The signature TNT drama series — which went on temporary hiatus this year while series star Yancy Butler underwent alcohol rehab — did not snag a renewal, the cable network confirmed Tuesday.
The show wrapped its second season last month.
“Witchblade” has been considered a success on many levels, including in the ratings, so the cancellation is likely to raise a few eyebrows in TV land.
The series consistently drew at least a 2.0 cable rating in TNT’s universe during both its first and second seasons.
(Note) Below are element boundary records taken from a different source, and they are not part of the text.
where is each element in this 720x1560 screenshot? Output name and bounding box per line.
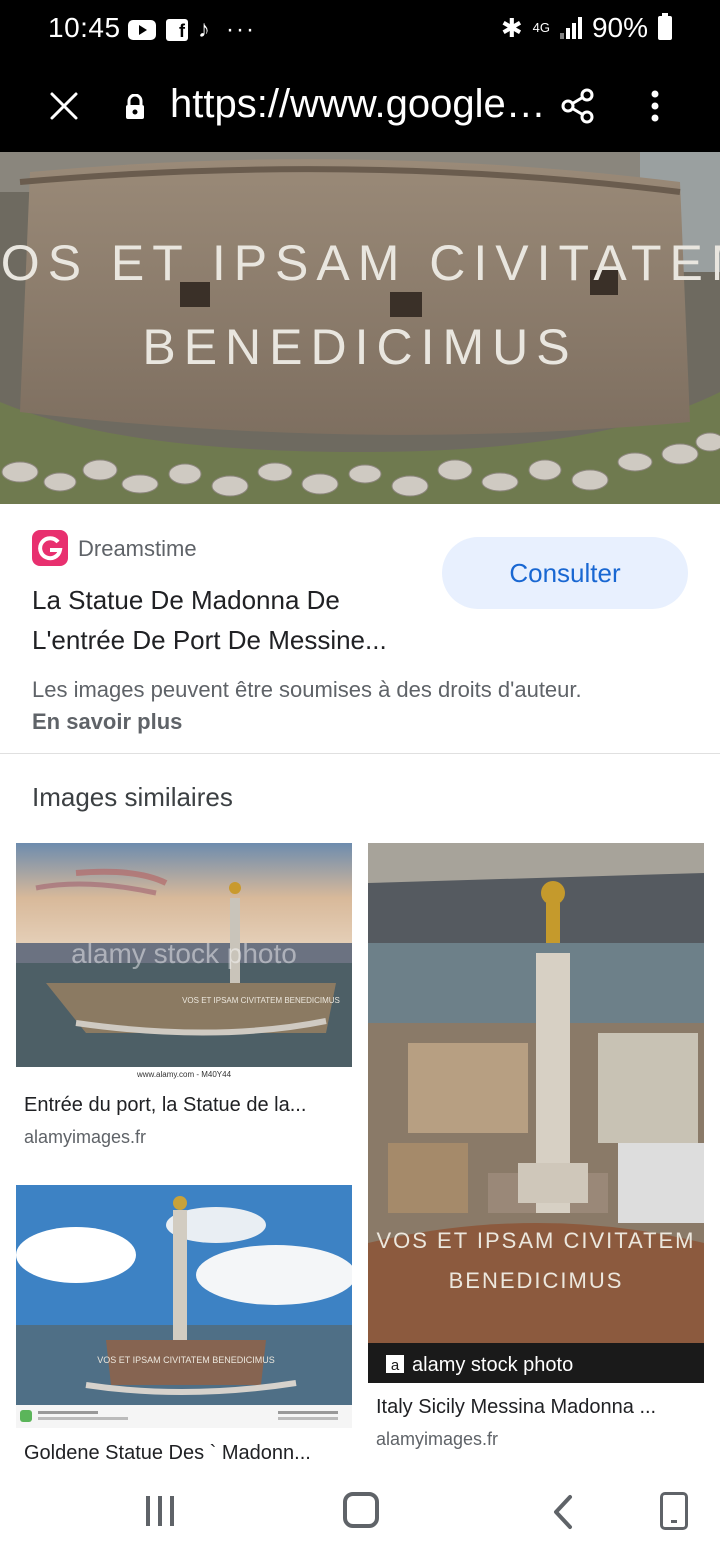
source-name[interactable]: Dreamstime <box>78 536 197 562</box>
overflow-menu-button[interactable] <box>640 86 670 126</box>
battery-icon <box>658 13 672 40</box>
close-icon <box>50 92 78 120</box>
share-icon <box>561 88 594 124</box>
browser-toolbar: https://www.google.com/imgres <box>0 60 720 152</box>
notification-icons: f ♪ ··· <box>128 16 256 44</box>
battery-percent: 90% <box>591 12 648 43</box>
similar-source-1: alamyimages.fr <box>24 1127 147 1147</box>
visit-button[interactable]: Consulter <box>442 537 688 609</box>
status-bar: 10:45 f ♪ ··· ✱ 4G 90% <box>0 0 720 60</box>
similar-image-1[interactable]: alamy stock photo VOS ET IPSAM CIVITATEM… <box>16 843 352 1081</box>
home-button[interactable] <box>343 1492 379 1528</box>
inscription-line2: BENEDICIMUS <box>142 319 577 375</box>
similar-image-3[interactable]: VOS ET IPSAM CIVITATEM BENEDICIMUS a ala… <box>368 843 704 1383</box>
similar-title-2[interactable]: Goldene Statue Des ` Madonn... <box>24 1442 348 1465</box>
recents-icon <box>146 1496 174 1526</box>
keyboard-toggle-button[interactable] <box>660 1492 688 1530</box>
inscription-text: VOS ET IPSAM CIVITATEM BENEDICIMUS <box>97 1355 275 1365</box>
result-title[interactable]: La Statue De Madonna De L'entrée De Port… <box>32 580 432 660</box>
similar-image-1-photo: alamy stock photo VOS ET IPSAM CIVITATEM… <box>16 843 352 1081</box>
copyright-notice: Les images peuvent être soumises à des d… <box>32 674 592 738</box>
watermark-text: alamy stock photo <box>71 938 297 969</box>
tiktok-icon: ♪ <box>198 16 210 43</box>
result-details: Dreamstime La Statue De Madonna De L'ent… <box>0 504 720 754</box>
back-icon <box>554 1495 572 1529</box>
more-notifications-icon: ··· <box>226 16 256 43</box>
preview-image[interactable]: VOS ET IPSAM CIVITATEM BENEDICIMUS <box>0 152 720 504</box>
similar-image-2-photo: VOS ET IPSAM CIVITATEM BENEDICIMUS <box>16 1185 352 1428</box>
close-button[interactable] <box>44 86 84 126</box>
similar-images-heading: Images similaires <box>32 782 233 812</box>
similar-source-3: alamyimages.fr <box>376 1429 499 1449</box>
facebook-icon: f <box>166 17 188 43</box>
learn-more-link[interactable]: En savoir plus <box>32 709 182 734</box>
bluetooth-icon: ✱ <box>500 12 523 43</box>
inscription-line1: VOS ET IPSAM CIVITATEM <box>376 1228 695 1253</box>
system-status: ✱ 4G 90% <box>501 12 672 44</box>
similar-image-3-photo: VOS ET IPSAM CIVITATEM BENEDICIMUS a ala… <box>368 843 704 1383</box>
back-button[interactable] <box>548 1494 578 1530</box>
alamy-logo-icon: a <box>391 1357 400 1374</box>
url-field[interactable]: https://www.google.com/imgres <box>170 82 555 127</box>
inscription-line1: VOS ET IPSAM CIVITATEM <box>0 235 720 291</box>
status-time: 10:45 <box>48 12 121 43</box>
image-caption: www.alamy.com - M40Y44 <box>136 1070 232 1079</box>
similar-title-1[interactable]: Entrée du port, la Statue de la... <box>24 1094 348 1117</box>
result-title-line2: L'entrée De Port De Messine... <box>32 625 387 655</box>
recents-button[interactable] <box>144 1494 176 1528</box>
watermark-text: alamy stock photo <box>412 1354 573 1376</box>
inscription-text: VOS ET IPSAM CIVITATEM BENEDICIMUS <box>182 996 340 1005</box>
network-type: 4G <box>532 20 550 35</box>
inscription-line2: BENEDICIMUS <box>449 1268 624 1293</box>
result-title-line1: La Statue De Madonna De <box>32 585 340 615</box>
youtube-icon <box>128 17 156 43</box>
system-nav-bar <box>0 1464 720 1560</box>
similar-image-2[interactable]: VOS ET IPSAM CIVITATEM BENEDICIMUS <box>16 1185 352 1428</box>
fort-photo: VOS ET IPSAM CIVITATEM BENEDICIMUS <box>0 152 720 504</box>
copyright-text: Les images peuvent être soumises à des d… <box>32 677 582 702</box>
more-vert-icon <box>651 90 659 122</box>
lock-icon <box>124 93 146 120</box>
dreamstime-logo-icon <box>32 530 68 566</box>
similar-title-3[interactable]: Italy Sicily Messina Madonna ... <box>376 1396 700 1419</box>
share-button[interactable] <box>558 86 598 126</box>
signal-icon <box>559 17 582 39</box>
Perf certainly is considered a healthy one, although some summer cable series, such as USA’s “Monk,” have been turning in even higher cable ratings.
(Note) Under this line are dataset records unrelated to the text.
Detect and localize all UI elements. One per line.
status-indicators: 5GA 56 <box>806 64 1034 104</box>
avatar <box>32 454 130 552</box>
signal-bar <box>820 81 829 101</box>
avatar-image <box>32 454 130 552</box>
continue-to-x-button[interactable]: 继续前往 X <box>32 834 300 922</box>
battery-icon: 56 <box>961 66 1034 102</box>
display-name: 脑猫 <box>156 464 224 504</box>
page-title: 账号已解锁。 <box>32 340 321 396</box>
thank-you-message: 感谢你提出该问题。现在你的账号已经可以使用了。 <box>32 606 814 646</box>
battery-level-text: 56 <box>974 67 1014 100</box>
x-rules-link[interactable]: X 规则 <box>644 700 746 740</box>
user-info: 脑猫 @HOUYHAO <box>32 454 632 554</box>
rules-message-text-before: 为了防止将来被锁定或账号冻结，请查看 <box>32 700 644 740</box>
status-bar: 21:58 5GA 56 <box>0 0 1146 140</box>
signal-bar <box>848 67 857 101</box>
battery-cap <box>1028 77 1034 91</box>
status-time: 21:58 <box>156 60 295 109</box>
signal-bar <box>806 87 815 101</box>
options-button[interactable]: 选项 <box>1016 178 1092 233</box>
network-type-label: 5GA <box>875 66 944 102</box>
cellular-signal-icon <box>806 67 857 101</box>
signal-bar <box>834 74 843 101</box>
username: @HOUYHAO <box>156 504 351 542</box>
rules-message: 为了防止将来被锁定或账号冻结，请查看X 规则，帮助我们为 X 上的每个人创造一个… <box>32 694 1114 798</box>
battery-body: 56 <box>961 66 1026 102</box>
What’s more, “Witchblade” fits with TNT’s branding “We know drama.” It got the full promotional push from TNT, and the network often touted the fact that there’s nothing like the series on broadcast television.
Steve Koonin, TNT’s exec VP-general manager, said the decision was made in the hopes of going out with a bang.
“It’s a very tough decision,” Koonin told Daily Variety. “Our criteria for this show was really four-fold,” he said.
The four hopes for the show were that it be: advertiser- and cable operator-friendly, a show that differentiated the network from its competitors, a ratings builder, and a show that laid groundwork for the net to be in the summer series biz.
” ‘Witchblade’ did all of that great for two years,” Koonin said. “We just felt to stretch it to a third year could hurt some of those areas.”
However, insiders said the production stumbles related to Butler’s health during lensing on the most recent season may have played a part (Daily Variety, June 11).
Warner Bros. Television, which produces the show with Top Cow Prods. and Halsted Pictures, declined to comment. Butler’s manager also was mum.
TNT has had a tricky time launching scripted series in recent years, most notably “Breaking News,” which the network wrote off before airing any episodes, and “Bull,” which was canceled early in its run.
Still, Koonin said the network will continue to be in the series biz. It likely will continue to utilize the same model it did with “Witchblade,” which preemed first as a two-hour movie.
“We’ll be evolving our identity as a leader in drama and looking for other shows,” Koonin said.